When the Arizona Department of Health Services awarded a contract for a new model of care for thousands of persons with mental illness in Maricopa County, many in the behavioral health community rejoiced.
The promise of a visionary, medically integrated health care system for those with serious mental illness in our community is long overdue. The mentally ill of our state have long suffered years of neglect and poor oversight in our public systems.
Now, hope of integrated care is at risk, due to legal and bureaucratic entanglements.
In March, ADHS, after careful deliberation, awarded a contract for a new model of integrative care, combining behavioral health services with primary health care. In Arizona, a person with a serious mental illness has a 32-year-shorter expected life span, due to physical issues for which they don’t get treatment.
The new system called for in this Regional Behavioral Health Authority (RBHA) contract will confront this long-standing problem head-on, and provide a single location for primary care and behavioral health care.
This is a big deal. The mental health community, consumers, providers, families, and all those served by the system, are excited about it.
The current RBHA provider, unsuccessful in its bid to renew its contract, has protested the award. After twice being denied, it now has been granted a stay by the Arizona Department of Administration that has put an immediate stop to many critical transition steps that began after the contract award in March.
As those of us in Maricopa County have experienced before, the transition from one RBHA to another can be difficult and complex. But this transition — from one clinical system model, serving behavioral health needs only, to one that seeks to meet all of a person’s health care needs — is major.

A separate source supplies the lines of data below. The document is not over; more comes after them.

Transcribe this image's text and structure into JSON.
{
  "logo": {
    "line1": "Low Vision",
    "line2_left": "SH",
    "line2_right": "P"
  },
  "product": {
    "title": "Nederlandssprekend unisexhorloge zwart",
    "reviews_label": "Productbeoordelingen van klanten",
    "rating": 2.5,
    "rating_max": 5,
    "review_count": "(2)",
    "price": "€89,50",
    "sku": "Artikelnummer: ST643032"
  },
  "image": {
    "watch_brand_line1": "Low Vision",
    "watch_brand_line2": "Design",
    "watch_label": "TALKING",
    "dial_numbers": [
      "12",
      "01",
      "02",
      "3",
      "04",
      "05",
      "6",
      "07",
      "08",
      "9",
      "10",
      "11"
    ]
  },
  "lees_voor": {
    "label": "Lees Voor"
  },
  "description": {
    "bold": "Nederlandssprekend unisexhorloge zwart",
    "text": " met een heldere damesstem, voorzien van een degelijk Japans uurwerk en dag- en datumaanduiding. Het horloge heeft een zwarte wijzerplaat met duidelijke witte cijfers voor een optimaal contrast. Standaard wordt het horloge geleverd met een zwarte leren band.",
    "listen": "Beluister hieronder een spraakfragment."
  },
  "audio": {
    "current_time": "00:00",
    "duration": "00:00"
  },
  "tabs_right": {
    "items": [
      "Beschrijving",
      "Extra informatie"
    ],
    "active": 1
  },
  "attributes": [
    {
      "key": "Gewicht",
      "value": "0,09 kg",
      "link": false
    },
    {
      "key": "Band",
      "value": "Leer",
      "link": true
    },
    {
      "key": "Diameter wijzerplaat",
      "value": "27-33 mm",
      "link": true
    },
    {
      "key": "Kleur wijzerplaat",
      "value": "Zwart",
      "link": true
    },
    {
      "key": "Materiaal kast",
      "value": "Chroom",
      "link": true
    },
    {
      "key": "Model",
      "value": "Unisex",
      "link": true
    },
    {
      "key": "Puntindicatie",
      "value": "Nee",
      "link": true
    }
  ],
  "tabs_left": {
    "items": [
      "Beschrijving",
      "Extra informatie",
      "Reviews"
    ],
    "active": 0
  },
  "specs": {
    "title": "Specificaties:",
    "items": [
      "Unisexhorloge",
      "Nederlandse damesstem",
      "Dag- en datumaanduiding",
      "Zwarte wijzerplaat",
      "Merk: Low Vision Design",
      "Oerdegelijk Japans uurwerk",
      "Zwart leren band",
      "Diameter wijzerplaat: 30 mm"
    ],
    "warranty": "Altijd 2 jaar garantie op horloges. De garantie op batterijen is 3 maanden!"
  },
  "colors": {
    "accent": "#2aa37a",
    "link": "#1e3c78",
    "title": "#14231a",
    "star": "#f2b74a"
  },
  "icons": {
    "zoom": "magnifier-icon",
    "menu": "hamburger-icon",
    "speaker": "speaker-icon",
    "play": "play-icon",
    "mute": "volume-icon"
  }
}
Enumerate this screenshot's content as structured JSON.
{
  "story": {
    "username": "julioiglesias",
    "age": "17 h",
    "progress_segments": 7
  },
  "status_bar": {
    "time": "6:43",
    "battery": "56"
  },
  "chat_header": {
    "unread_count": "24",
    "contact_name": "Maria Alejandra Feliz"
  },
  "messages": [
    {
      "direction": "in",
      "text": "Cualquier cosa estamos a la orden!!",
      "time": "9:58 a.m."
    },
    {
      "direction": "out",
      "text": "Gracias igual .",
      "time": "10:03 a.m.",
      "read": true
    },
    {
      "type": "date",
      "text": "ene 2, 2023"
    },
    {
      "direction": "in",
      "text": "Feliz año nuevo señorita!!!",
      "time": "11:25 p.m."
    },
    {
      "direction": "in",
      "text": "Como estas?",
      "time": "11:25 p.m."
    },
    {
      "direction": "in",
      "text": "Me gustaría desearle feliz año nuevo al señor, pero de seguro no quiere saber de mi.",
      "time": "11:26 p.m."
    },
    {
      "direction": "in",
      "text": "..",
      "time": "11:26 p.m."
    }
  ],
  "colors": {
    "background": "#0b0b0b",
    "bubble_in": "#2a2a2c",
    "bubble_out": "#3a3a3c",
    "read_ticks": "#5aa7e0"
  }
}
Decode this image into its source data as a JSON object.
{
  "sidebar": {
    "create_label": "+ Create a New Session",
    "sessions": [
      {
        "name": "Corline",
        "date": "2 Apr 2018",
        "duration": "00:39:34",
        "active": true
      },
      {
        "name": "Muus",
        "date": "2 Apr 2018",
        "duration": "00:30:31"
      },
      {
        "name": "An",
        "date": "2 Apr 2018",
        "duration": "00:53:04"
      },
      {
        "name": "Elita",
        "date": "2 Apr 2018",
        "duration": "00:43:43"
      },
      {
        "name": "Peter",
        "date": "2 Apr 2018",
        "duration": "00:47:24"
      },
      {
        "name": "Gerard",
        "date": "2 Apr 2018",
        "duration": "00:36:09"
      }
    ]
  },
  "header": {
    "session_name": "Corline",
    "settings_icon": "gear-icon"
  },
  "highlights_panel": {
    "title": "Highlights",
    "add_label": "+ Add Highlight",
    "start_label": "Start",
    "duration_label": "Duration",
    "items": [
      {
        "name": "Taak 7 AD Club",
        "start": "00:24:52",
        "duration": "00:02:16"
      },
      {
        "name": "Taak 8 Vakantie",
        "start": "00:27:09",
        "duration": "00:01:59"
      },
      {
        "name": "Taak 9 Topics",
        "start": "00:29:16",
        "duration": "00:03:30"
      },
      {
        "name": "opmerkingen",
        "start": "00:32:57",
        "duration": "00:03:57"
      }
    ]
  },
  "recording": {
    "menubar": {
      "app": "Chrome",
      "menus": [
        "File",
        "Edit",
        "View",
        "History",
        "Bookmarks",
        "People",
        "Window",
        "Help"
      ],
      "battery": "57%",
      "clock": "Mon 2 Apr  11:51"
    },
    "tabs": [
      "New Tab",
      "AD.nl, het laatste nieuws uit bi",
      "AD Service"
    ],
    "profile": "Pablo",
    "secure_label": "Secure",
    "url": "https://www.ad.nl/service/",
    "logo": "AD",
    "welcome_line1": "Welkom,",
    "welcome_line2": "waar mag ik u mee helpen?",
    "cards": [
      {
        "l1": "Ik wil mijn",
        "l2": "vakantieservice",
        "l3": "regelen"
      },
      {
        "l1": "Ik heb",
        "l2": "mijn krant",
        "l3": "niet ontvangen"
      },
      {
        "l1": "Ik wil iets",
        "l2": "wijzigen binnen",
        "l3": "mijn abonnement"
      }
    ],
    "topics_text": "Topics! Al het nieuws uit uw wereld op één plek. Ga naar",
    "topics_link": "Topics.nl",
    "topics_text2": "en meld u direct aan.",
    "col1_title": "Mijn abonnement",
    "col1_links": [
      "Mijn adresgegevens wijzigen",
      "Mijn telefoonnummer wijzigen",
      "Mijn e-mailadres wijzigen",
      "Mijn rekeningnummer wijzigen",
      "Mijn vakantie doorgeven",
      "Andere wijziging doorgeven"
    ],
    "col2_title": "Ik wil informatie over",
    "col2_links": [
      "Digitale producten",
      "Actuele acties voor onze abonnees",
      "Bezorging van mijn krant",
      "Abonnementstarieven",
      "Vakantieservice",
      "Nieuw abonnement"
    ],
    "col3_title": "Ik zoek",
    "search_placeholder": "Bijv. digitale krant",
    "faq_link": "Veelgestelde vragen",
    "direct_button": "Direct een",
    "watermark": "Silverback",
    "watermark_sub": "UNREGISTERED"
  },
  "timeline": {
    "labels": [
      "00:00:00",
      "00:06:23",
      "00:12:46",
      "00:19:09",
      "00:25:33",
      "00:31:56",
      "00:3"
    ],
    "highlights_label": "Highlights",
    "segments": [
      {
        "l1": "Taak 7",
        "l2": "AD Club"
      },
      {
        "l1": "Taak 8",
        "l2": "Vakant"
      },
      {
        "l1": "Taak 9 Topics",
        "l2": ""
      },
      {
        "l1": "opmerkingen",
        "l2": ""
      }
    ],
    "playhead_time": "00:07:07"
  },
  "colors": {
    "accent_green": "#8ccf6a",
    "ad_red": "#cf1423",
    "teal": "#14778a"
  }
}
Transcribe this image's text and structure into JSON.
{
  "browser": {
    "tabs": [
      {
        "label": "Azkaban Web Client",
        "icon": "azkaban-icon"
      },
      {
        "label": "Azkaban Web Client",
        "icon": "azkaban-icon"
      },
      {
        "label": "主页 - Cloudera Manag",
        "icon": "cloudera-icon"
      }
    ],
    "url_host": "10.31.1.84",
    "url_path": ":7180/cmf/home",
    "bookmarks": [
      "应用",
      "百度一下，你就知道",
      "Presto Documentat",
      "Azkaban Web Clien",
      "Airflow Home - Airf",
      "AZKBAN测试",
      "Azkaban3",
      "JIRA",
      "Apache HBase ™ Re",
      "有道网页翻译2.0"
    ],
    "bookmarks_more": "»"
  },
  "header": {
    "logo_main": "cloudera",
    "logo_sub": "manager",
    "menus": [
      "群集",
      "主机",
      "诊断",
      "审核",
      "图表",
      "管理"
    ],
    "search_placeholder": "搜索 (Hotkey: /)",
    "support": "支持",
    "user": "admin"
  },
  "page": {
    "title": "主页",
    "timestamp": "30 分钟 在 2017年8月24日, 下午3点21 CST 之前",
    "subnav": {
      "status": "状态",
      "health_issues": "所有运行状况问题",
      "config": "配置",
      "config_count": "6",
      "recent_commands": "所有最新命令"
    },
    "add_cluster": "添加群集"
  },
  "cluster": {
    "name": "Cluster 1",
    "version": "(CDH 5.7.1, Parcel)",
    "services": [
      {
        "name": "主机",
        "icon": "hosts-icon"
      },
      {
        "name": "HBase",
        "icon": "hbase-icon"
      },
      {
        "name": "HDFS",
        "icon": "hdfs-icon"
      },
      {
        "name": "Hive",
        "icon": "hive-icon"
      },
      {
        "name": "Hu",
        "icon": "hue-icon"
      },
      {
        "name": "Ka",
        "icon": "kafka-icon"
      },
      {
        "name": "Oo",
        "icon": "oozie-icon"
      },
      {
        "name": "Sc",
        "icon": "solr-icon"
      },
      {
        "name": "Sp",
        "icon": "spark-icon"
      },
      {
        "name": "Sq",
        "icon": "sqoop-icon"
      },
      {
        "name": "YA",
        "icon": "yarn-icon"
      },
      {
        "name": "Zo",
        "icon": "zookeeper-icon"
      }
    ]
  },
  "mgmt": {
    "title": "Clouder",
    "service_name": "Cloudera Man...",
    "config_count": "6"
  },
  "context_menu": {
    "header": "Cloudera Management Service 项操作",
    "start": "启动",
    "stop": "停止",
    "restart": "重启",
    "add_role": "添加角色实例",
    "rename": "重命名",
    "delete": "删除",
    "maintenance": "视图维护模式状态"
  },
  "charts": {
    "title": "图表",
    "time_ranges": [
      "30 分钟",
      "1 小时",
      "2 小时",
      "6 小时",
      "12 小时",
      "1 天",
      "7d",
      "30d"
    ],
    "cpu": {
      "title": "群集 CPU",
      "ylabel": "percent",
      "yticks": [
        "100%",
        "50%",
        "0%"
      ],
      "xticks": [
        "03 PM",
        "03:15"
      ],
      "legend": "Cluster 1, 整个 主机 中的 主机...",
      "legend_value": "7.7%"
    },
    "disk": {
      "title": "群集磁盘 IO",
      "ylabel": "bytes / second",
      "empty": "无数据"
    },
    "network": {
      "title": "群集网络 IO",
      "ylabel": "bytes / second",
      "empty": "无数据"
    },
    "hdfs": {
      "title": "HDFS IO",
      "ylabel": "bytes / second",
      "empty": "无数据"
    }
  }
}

The protest is set to be heard by an administrative law judge Aug. 12. That will leave insufficient transition time to get the new system up and running by Oct. 1, as contemplated and promised.
An unsuccessful bidder has an absolute right to due process and to be provided a fair and impartial forum in which to present a case. But to paralyze an already fragile behavioral health system by continuing the stay order comes at the expense of the many individuals and families served by our current system, who are being denied the opportunity to benefit from the new integrated health care model called for under the new RHBA contract.
Our citizens — those with serious mental illness — can no longer be held hostage by the misguided actions of the unsuccessful bidder, seeking to maintain its hold on the nation’s largest public behavioral health contract at the expense of those it purports to serve.
It is in the public interest to lift the stay. The unsuccessful bidder will still have its right to proceed with its appeal, but, at the same time, those citizens of Arizona most in need of attention, the seriously mentally ill, will be able to benefit from the move to a fully integrated health care system.
— Charles Arnold is a mental health attorney in Phoenix, and is the named plaintiff in the long standing Class Action case of Arnold vs. Sarn.